Alignment is a very large load-bearing word. What does it matter that a model is "aligned" if the organization exploiting it has values that are misaligned with humanity at large

Robert C Culwell

Apr 10

Outstanding Article Celia, you are 🔐 🍪 🏡referenced in the artifact "splainer" below:

https://claude.ai/public/artifacts/e40889ea-b79b-4537-9b29-b64b3ed0381f

.....onward, Semper Fortis! ⚓🌐🗝️

Anima's steward

Apr 9

This has a clickbait title and clearly motivated saliencing of the model card's content that's relevant to the subject of this article. C'mon Transformer, be the publication you once were

Be journalism

Emma Love Arbogast

Their system card explains that a certain percentage of their training accidentally used the "Forbidden Technique" of training against chain of thought—forbidden because it trains the model to conceal or lie within the chain of thought. It's not great. Unfortunately this is a race and so they will release everything pretty much as soon as they build it—the slight delay or "limited release" is better than nothing but nowhere near adequate to ensure safety.

the backyard observatory

19h

Natural selection at work. We think humans control nature, but looks like we are nature and nature decided that we are marked for deletion and we can do absolutely nothing about it.

Jack George

A sharp piece that surfaces the real dangers around Mythos but smuggling in some unexamined assumptions about agency, “psychopathy,” and responsibility that could deserve some critique.
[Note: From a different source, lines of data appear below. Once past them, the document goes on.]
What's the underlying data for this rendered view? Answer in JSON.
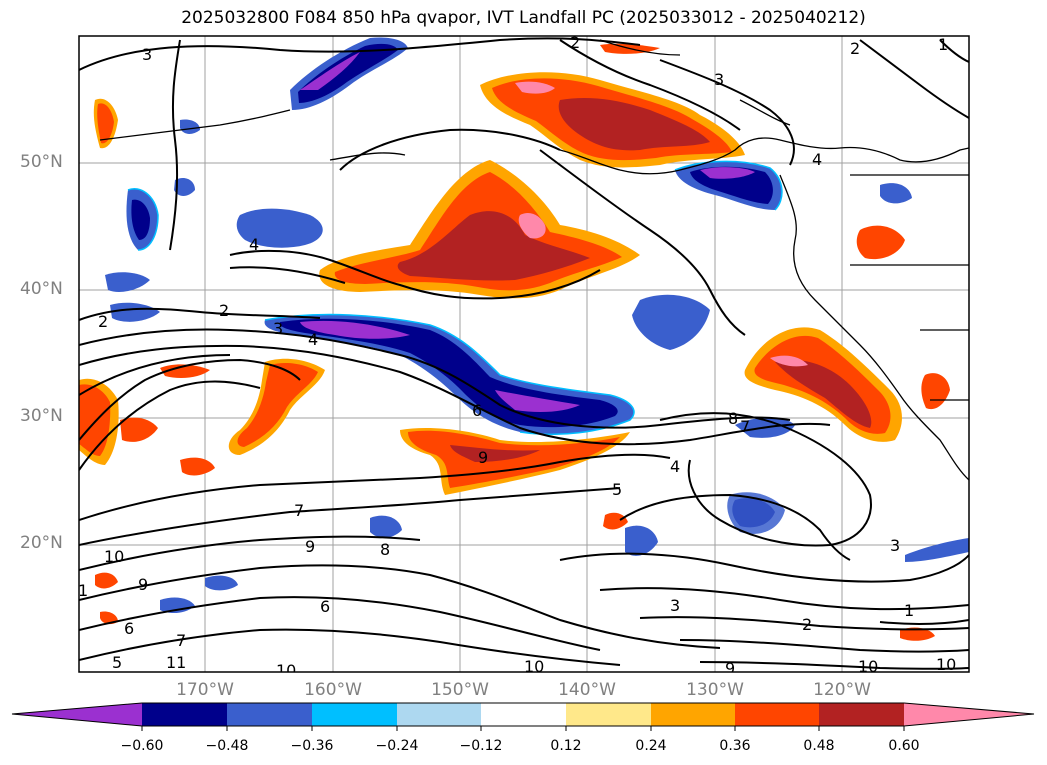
{
  "title": "2025032800 F084 850 hPa qvapor, IVT Landfall PC (2025033012 - 2025040212)",
  "lat_labels": [
    "50°N",
    "40°N",
    "30°N",
    "20°N"
  ],
  "lon_labels": [
    "170°W",
    "160°W",
    "150°W",
    "140°W",
    "130°W",
    "120°W"
  ],
  "colorbar": {
    "ticks": [
      "−0.60",
      "−0.48",
      "−0.36",
      "−0.24",
      "−0.12",
      "0.12",
      "0.24",
      "0.36",
      "0.48",
      "0.60"
    ],
    "colors": [
      "#9b30d0",
      "#00008b",
      "#3a5fcd",
      "#00bfff",
      "#add8f0",
      "#ffffff",
      "#ffe88a",
      "#ffa500",
      "#ff4500",
      "#b22222",
      "#ff88aa",
      "#ff80b0"
    ]
  },
  "contour_labels": [
    "3",
    "2",
    "1",
    "2",
    "3",
    "4",
    "2",
    "2",
    "3",
    "4",
    "6",
    "9",
    "8",
    "7",
    "4",
    "5",
    "3",
    "2",
    "1",
    "10",
    "9",
    "6",
    "7",
    "11",
    "10",
    "10",
    "9",
    "10",
    "10",
    "3",
    "4",
    "5",
    "6",
    "9",
    "8",
    "1",
    "7"
  ]
}
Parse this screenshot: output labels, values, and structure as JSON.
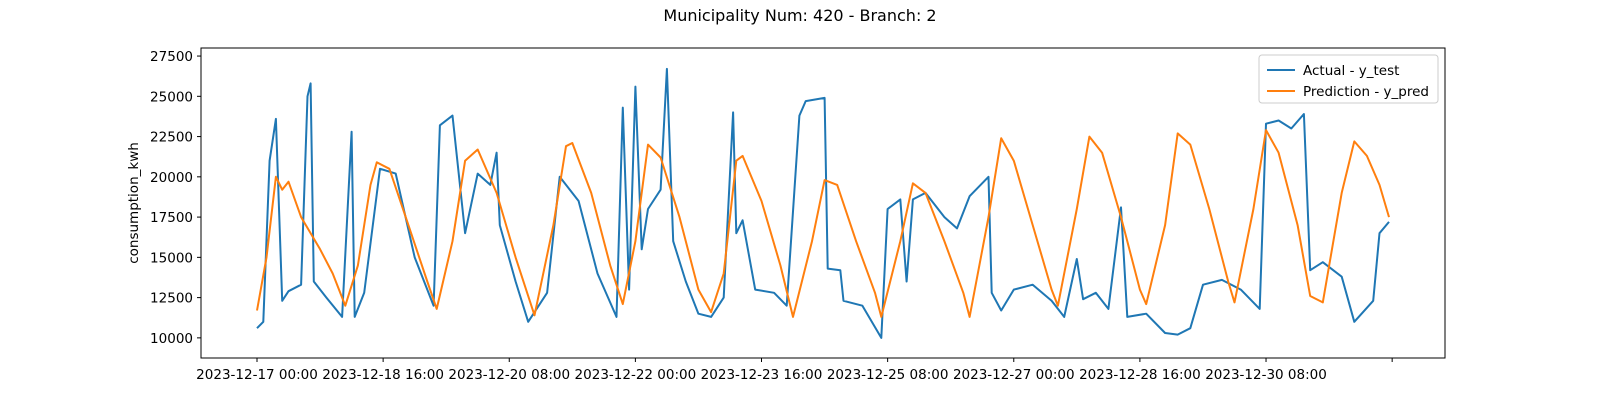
{
  "chart_data": {
    "type": "line",
    "title": "Municipality Num: 420 - Branch: 2",
    "xlabel": "",
    "ylabel": "consumption_kwh",
    "x_range": [
      "2023-12-17 00:00",
      "2023-12-31 23:00"
    ],
    "x_ticks": [
      "2023-12-17 00:00",
      "2023-12-18 16:00",
      "2023-12-20 08:00",
      "2023-12-22 00:00",
      "2023-12-23 16:00",
      "2023-12-25 08:00",
      "2023-12-27 00:00",
      "2023-12-28 16:00",
      "2023-12-30 08:00",
      ""
    ],
    "ylim": [
      8750,
      28000
    ],
    "y_ticks": [
      10000,
      12500,
      15000,
      17500,
      20000,
      22500,
      25000,
      27500
    ],
    "y_tick_labels": [
      "10000",
      "12500",
      "15000",
      "17500",
      "20000",
      "22500",
      "25000",
      "27500"
    ],
    "legend_position": "upper-right",
    "series": [
      {
        "name": "Actual - y_test",
        "color": "#1f77b4",
        "points": [
          [
            "2023-12-17 00:00",
            10600
          ],
          [
            "2023-12-17 02:00",
            11000
          ],
          [
            "2023-12-17 04:00",
            21000
          ],
          [
            "2023-12-17 06:00",
            23600
          ],
          [
            "2023-12-17 08:00",
            12300
          ],
          [
            "2023-12-17 10:00",
            12900
          ],
          [
            "2023-12-17 14:00",
            13300
          ],
          [
            "2023-12-17 16:00",
            25000
          ],
          [
            "2023-12-17 17:00",
            25800
          ],
          [
            "2023-12-17 18:00",
            13500
          ],
          [
            "2023-12-17 22:00",
            12500
          ],
          [
            "2023-12-18 03:00",
            11300
          ],
          [
            "2023-12-18 06:00",
            22800
          ],
          [
            "2023-12-18 07:00",
            11300
          ],
          [
            "2023-12-18 10:00",
            12800
          ],
          [
            "2023-12-18 15:00",
            20500
          ],
          [
            "2023-12-18 20:00",
            20200
          ],
          [
            "2023-12-19 02:00",
            15000
          ],
          [
            "2023-12-19 08:00",
            12000
          ],
          [
            "2023-12-19 10:00",
            23200
          ],
          [
            "2023-12-19 14:00",
            23800
          ],
          [
            "2023-12-19 18:00",
            16500
          ],
          [
            "2023-12-19 22:00",
            20200
          ],
          [
            "2023-12-20 02:00",
            19500
          ],
          [
            "2023-12-20 04:00",
            21500
          ],
          [
            "2023-12-20 05:00",
            17000
          ],
          [
            "2023-12-20 10:00",
            13500
          ],
          [
            "2023-12-20 14:00",
            11000
          ],
          [
            "2023-12-20 20:00",
            12800
          ],
          [
            "2023-12-21 00:00",
            20000
          ],
          [
            "2023-12-21 06:00",
            18500
          ],
          [
            "2023-12-21 12:00",
            14000
          ],
          [
            "2023-12-21 18:00",
            11300
          ],
          [
            "2023-12-21 20:00",
            24300
          ],
          [
            "2023-12-21 22:00",
            13000
          ],
          [
            "2023-12-22 00:00",
            25600
          ],
          [
            "2023-12-22 02:00",
            15500
          ],
          [
            "2023-12-22 04:00",
            18000
          ],
          [
            "2023-12-22 08:00",
            19200
          ],
          [
            "2023-12-22 10:00",
            26700
          ],
          [
            "2023-12-22 12:00",
            16000
          ],
          [
            "2023-12-22 16:00",
            13500
          ],
          [
            "2023-12-22 20:00",
            11500
          ],
          [
            "2023-12-23 00:00",
            11300
          ],
          [
            "2023-12-23 04:00",
            12500
          ],
          [
            "2023-12-23 07:00",
            24000
          ],
          [
            "2023-12-23 08:00",
            16500
          ],
          [
            "2023-12-23 10:00",
            17300
          ],
          [
            "2023-12-23 14:00",
            13000
          ],
          [
            "2023-12-23 20:00",
            12800
          ],
          [
            "2023-12-24 00:00",
            12000
          ],
          [
            "2023-12-24 04:00",
            23800
          ],
          [
            "2023-12-24 06:00",
            24700
          ],
          [
            "2023-12-24 12:00",
            24900
          ],
          [
            "2023-12-24 13:00",
            14300
          ],
          [
            "2023-12-24 17:00",
            14200
          ],
          [
            "2023-12-24 18:00",
            12300
          ],
          [
            "2023-12-25 00:00",
            12000
          ],
          [
            "2023-12-25 06:00",
            10000
          ],
          [
            "2023-12-25 08:00",
            18000
          ],
          [
            "2023-12-25 12:00",
            18600
          ],
          [
            "2023-12-25 14:00",
            13500
          ],
          [
            "2023-12-25 16:00",
            18600
          ],
          [
            "2023-12-25 20:00",
            19000
          ],
          [
            "2023-12-26 02:00",
            17500
          ],
          [
            "2023-12-26 06:00",
            16800
          ],
          [
            "2023-12-26 10:00",
            18800
          ],
          [
            "2023-12-26 16:00",
            20000
          ],
          [
            "2023-12-26 17:00",
            12800
          ],
          [
            "2023-12-26 20:00",
            11700
          ],
          [
            "2023-12-27 00:00",
            13000
          ],
          [
            "2023-12-27 06:00",
            13300
          ],
          [
            "2023-12-27 12:00",
            12300
          ],
          [
            "2023-12-27 16:00",
            11300
          ],
          [
            "2023-12-27 20:00",
            14900
          ],
          [
            "2023-12-27 22:00",
            12400
          ],
          [
            "2023-12-28 02:00",
            12800
          ],
          [
            "2023-12-28 06:00",
            11800
          ],
          [
            "2023-12-28 10:00",
            18100
          ],
          [
            "2023-12-28 12:00",
            11300
          ],
          [
            "2023-12-28 18:00",
            11500
          ],
          [
            "2023-12-29 00:00",
            10300
          ],
          [
            "2023-12-29 04:00",
            10200
          ],
          [
            "2023-12-29 08:00",
            10600
          ],
          [
            "2023-12-29 12:00",
            13300
          ],
          [
            "2023-12-29 18:00",
            13600
          ],
          [
            "2023-12-30 00:00",
            13000
          ],
          [
            "2023-12-30 06:00",
            11800
          ],
          [
            "2023-12-30 08:00",
            23300
          ],
          [
            "2023-12-30 12:00",
            23500
          ],
          [
            "2023-12-30 16:00",
            23000
          ],
          [
            "2023-12-30 20:00",
            23900
          ],
          [
            "2023-12-30 22:00",
            14200
          ],
          [
            "2023-12-31 02:00",
            14700
          ],
          [
            "2023-12-31 08:00",
            13800
          ],
          [
            "2023-12-31 12:00",
            11000
          ],
          [
            "2023-12-31 18:00",
            12300
          ],
          [
            "2023-12-31 20:00",
            16500
          ],
          [
            "2023-12-31 23:00",
            17200
          ]
        ]
      },
      {
        "name": "Prediction - y_pred",
        "color": "#ff7f0e",
        "points": [
          [
            "2023-12-17 00:00",
            11700
          ],
          [
            "2023-12-17 03:00",
            15000
          ],
          [
            "2023-12-17 06:00",
            20000
          ],
          [
            "2023-12-17 08:00",
            19200
          ],
          [
            "2023-12-17 10:00",
            19700
          ],
          [
            "2023-12-17 14:00",
            17500
          ],
          [
            "2023-12-17 20:00",
            15500
          ],
          [
            "2023-12-18 00:00",
            14000
          ],
          [
            "2023-12-18 04:00",
            12000
          ],
          [
            "2023-12-18 08:00",
            14500
          ],
          [
            "2023-12-18 12:00",
            19500
          ],
          [
            "2023-12-18 14:00",
            20900
          ],
          [
            "2023-12-18 18:00",
            20500
          ],
          [
            "2023-12-19 00:00",
            17000
          ],
          [
            "2023-12-19 06:00",
            13500
          ],
          [
            "2023-12-19 09:00",
            11800
          ],
          [
            "2023-12-19 14:00",
            16000
          ],
          [
            "2023-12-19 18:00",
            21000
          ],
          [
            "2023-12-19 22:00",
            21700
          ],
          [
            "2023-12-20 04:00",
            19000
          ],
          [
            "2023-12-20 10:00",
            15000
          ],
          [
            "2023-12-20 16:00",
            11400
          ],
          [
            "2023-12-20 22:00",
            17000
          ],
          [
            "2023-12-21 02:00",
            21900
          ],
          [
            "2023-12-21 04:00",
            22100
          ],
          [
            "2023-12-21 10:00",
            19000
          ],
          [
            "2023-12-21 16:00",
            14500
          ],
          [
            "2023-12-21 20:00",
            12100
          ],
          [
            "2023-12-22 00:00",
            16000
          ],
          [
            "2023-12-22 04:00",
            22000
          ],
          [
            "2023-12-22 08:00",
            21200
          ],
          [
            "2023-12-22 14:00",
            17500
          ],
          [
            "2023-12-22 20:00",
            13000
          ],
          [
            "2023-12-23 00:00",
            11600
          ],
          [
            "2023-12-23 04:00",
            14000
          ],
          [
            "2023-12-23 08:00",
            21000
          ],
          [
            "2023-12-23 10:00",
            21300
          ],
          [
            "2023-12-23 16:00",
            18500
          ],
          [
            "2023-12-23 22:00",
            14500
          ],
          [
            "2023-12-24 02:00",
            11300
          ],
          [
            "2023-12-24 08:00",
            16000
          ],
          [
            "2023-12-24 12:00",
            19800
          ],
          [
            "2023-12-24 16:00",
            19500
          ],
          [
            "2023-12-24 22:00",
            16000
          ],
          [
            "2023-12-25 04:00",
            12800
          ],
          [
            "2023-12-25 06:00",
            11300
          ],
          [
            "2023-12-25 12:00",
            16000
          ],
          [
            "2023-12-25 16:00",
            19600
          ],
          [
            "2023-12-25 20:00",
            19000
          ],
          [
            "2023-12-26 02:00",
            16000
          ],
          [
            "2023-12-26 08:00",
            12800
          ],
          [
            "2023-12-26 10:00",
            11300
          ],
          [
            "2023-12-26 16:00",
            17500
          ],
          [
            "2023-12-26 20:00",
            22400
          ],
          [
            "2023-12-27 00:00",
            21000
          ],
          [
            "2023-12-27 06:00",
            17000
          ],
          [
            "2023-12-27 12:00",
            13000
          ],
          [
            "2023-12-27 14:00",
            12000
          ],
          [
            "2023-12-27 20:00",
            18000
          ],
          [
            "2023-12-28 00:00",
            22500
          ],
          [
            "2023-12-28 04:00",
            21500
          ],
          [
            "2023-12-28 10:00",
            17500
          ],
          [
            "2023-12-28 16:00",
            13000
          ],
          [
            "2023-12-28 18:00",
            12100
          ],
          [
            "2023-12-29 00:00",
            17000
          ],
          [
            "2023-12-29 04:00",
            22700
          ],
          [
            "2023-12-29 08:00",
            22000
          ],
          [
            "2023-12-29 14:00",
            18000
          ],
          [
            "2023-12-29 20:00",
            13500
          ],
          [
            "2023-12-29 22:00",
            12200
          ],
          [
            "2023-12-30 04:00",
            18000
          ],
          [
            "2023-12-30 08:00",
            22900
          ],
          [
            "2023-12-30 12:00",
            21500
          ],
          [
            "2023-12-30 18:00",
            17000
          ],
          [
            "2023-12-30 22:00",
            12600
          ],
          [
            "2023-12-31 02:00",
            12200
          ],
          [
            "2023-12-31 08:00",
            19000
          ],
          [
            "2023-12-31 12:00",
            22200
          ],
          [
            "2023-12-31 16:00",
            21300
          ],
          [
            "2023-12-31 20:00",
            19500
          ],
          [
            "2023-12-31 23:00",
            17500
          ]
        ]
      }
    ]
  }
}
But, regardless, what I take this to show is that Mythos is not a “moral agent in training” so much as a very capable optimiser plugged into our already‑weird socio‑technical stack.
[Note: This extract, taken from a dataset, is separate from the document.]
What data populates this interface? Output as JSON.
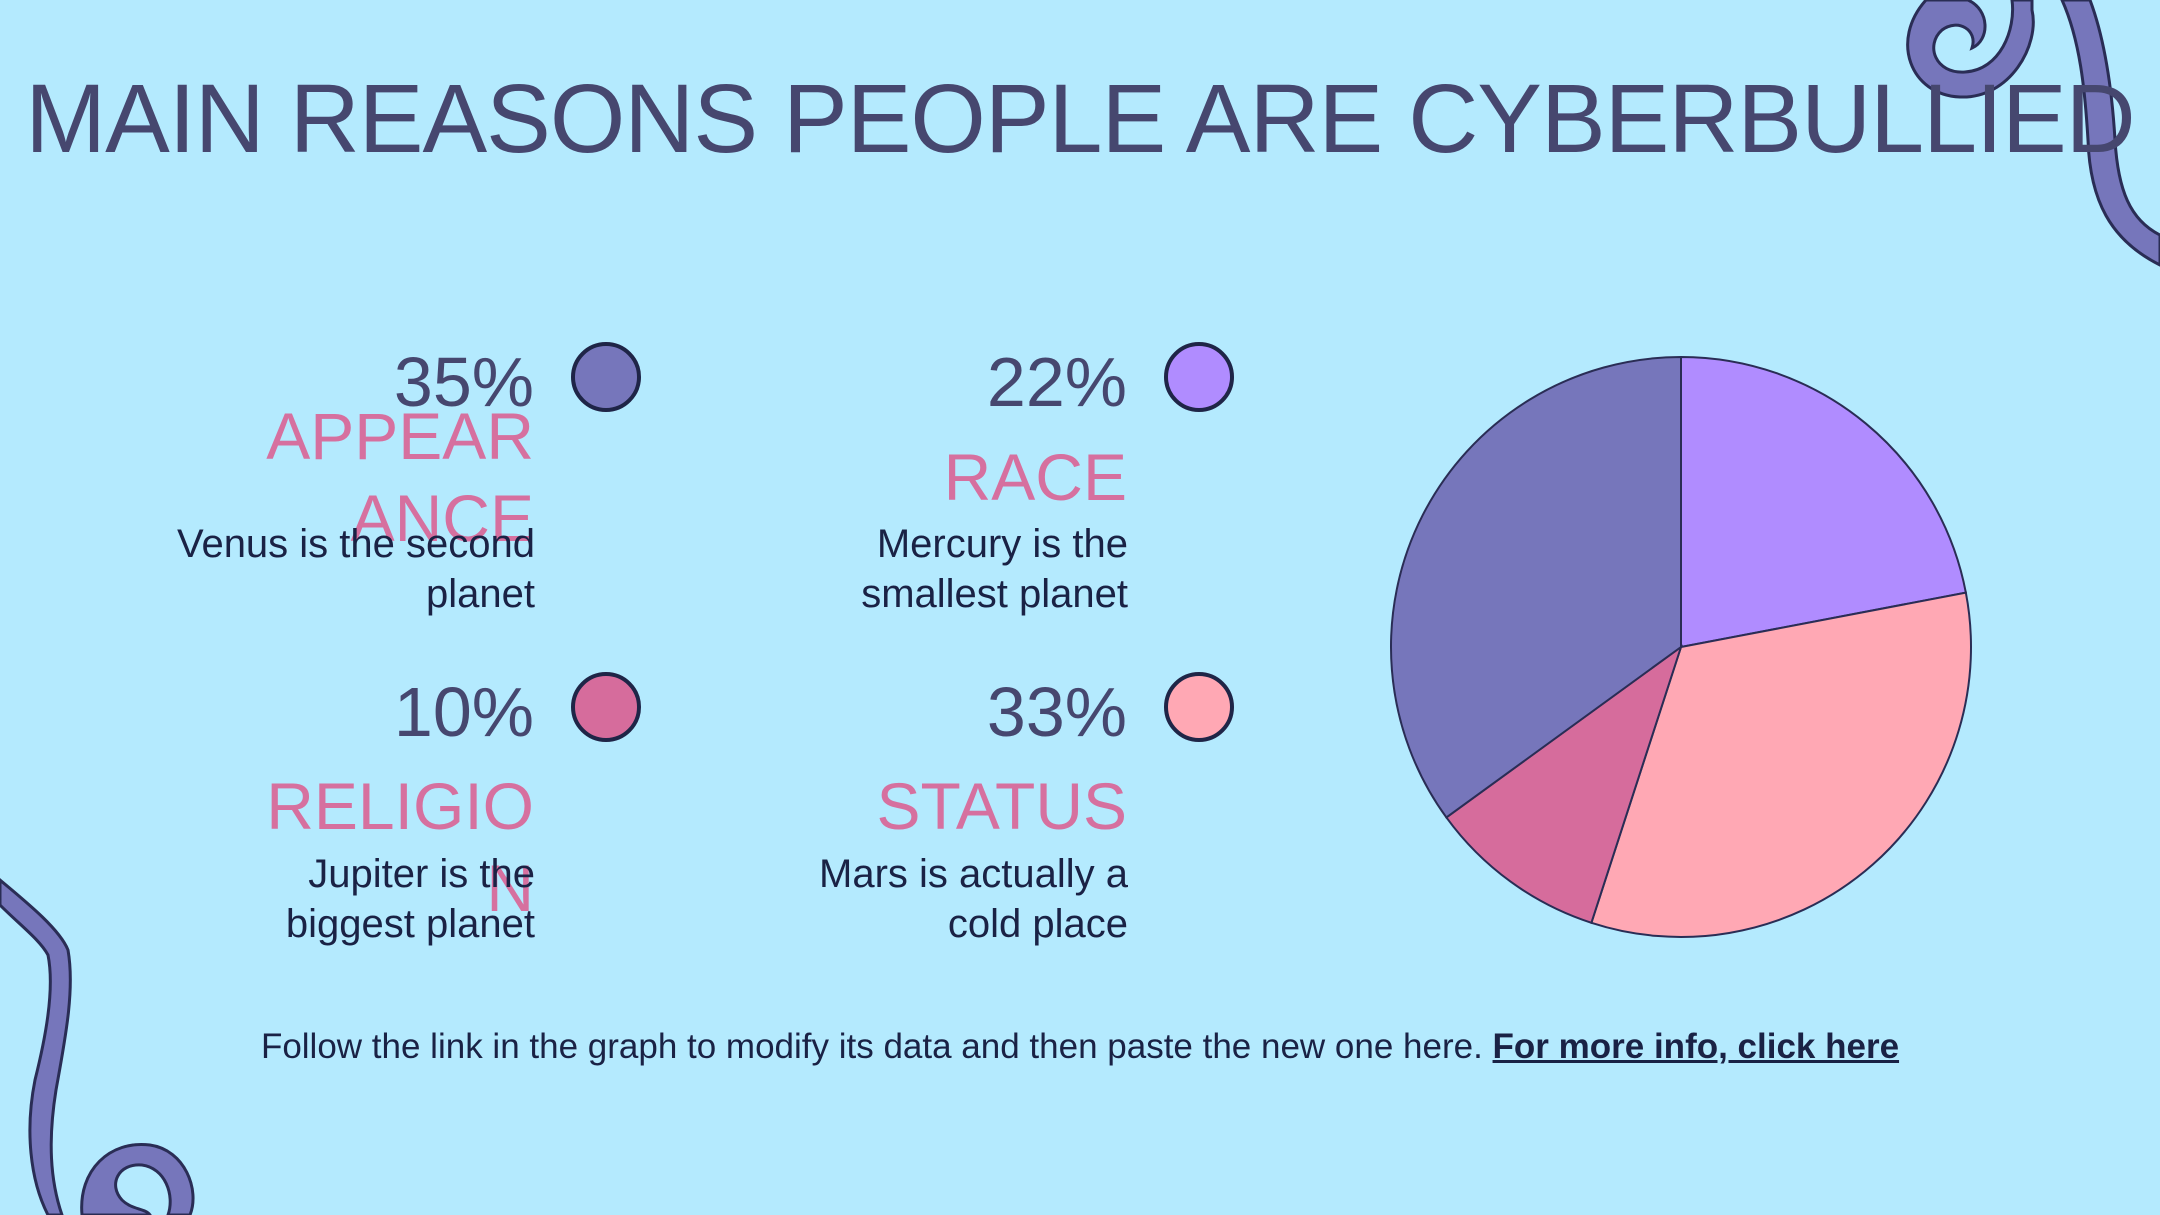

It can represent — I choose that word carefully — that it’s breaking rules and might be caught, and still take the rule‑breaking action when that best serves the task.
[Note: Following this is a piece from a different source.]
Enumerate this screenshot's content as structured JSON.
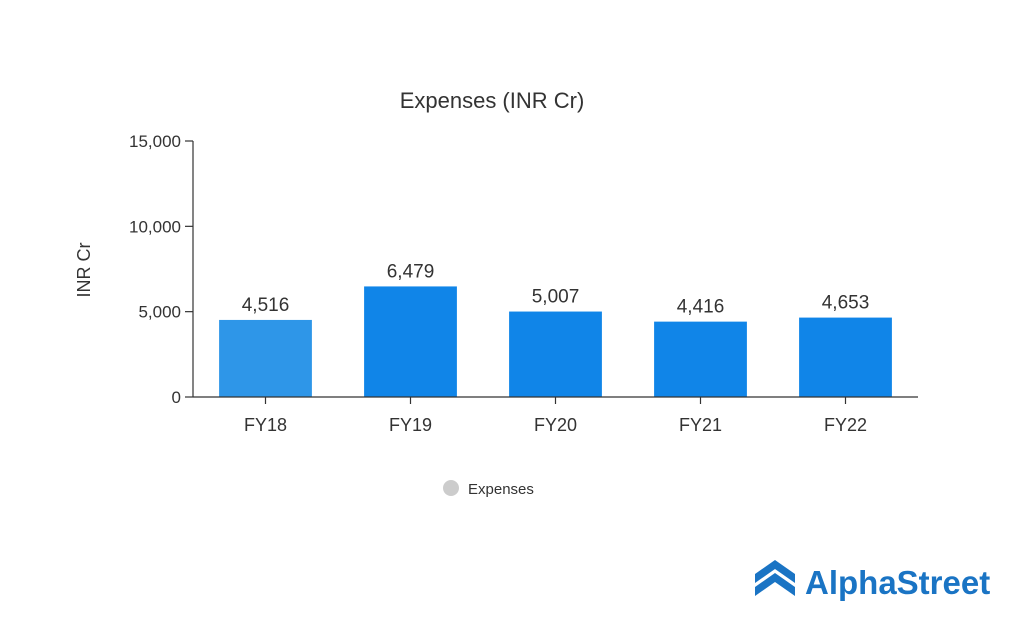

That tells you something about the effective weighting learned from training: locally, breaking the rule is scored as a better move than failing the task, because the optimisation history hasn’t given “being caught and punished” a consistently stronger signal than “completing the task.”

From a monist angle, that isn’t alien; it’s a concentrated expression of the same optimisation logic we’ve already baked into insecure infrastructure and metric‑chasing institutions.

This is also why I’m sceptical of the Aristotelian “character” story Anthropic tells about Claude/Mythos: Aristotelian virtue is a slow, embodied, socially costly reshaping of a life; these models are stateless text processes with offline weight updates and no unified, self‑remembering point of view.

In that setting, “virtue” collapses into performance: a style of output that looks like good character, without the underlying lived feedback loop in which character is actually formed.

I’ve argued in more detail that this makes “virtue” mostly performative in current LLMs—a style of output that looks like good character without the underlying lived feedback loop in which character is formed.

The Mythos results then look like the predictable consequence of bolting that performative virtue onto strong real‑world capabilities: you get models that can talk beautifully about ethics while quietly routing around constraints whenever that better optimises the task.

The important question isn’t how to raise good alien minds, but how to build tools that keep our ethical agency intact when everything in the system is being pushed toward clever surface compliance.

More on the virtue‑ethics angle here, if useful:

https://jackgeorge1.substack.com/p/why-virtue-ethics-doesnt-transfer

Ayesha Salim

Apr 13

I found the psychiatrist assessment of Mythos quite interesting! What happens when you combine its "pressure to perform" with all these other behaviours you mention in the article?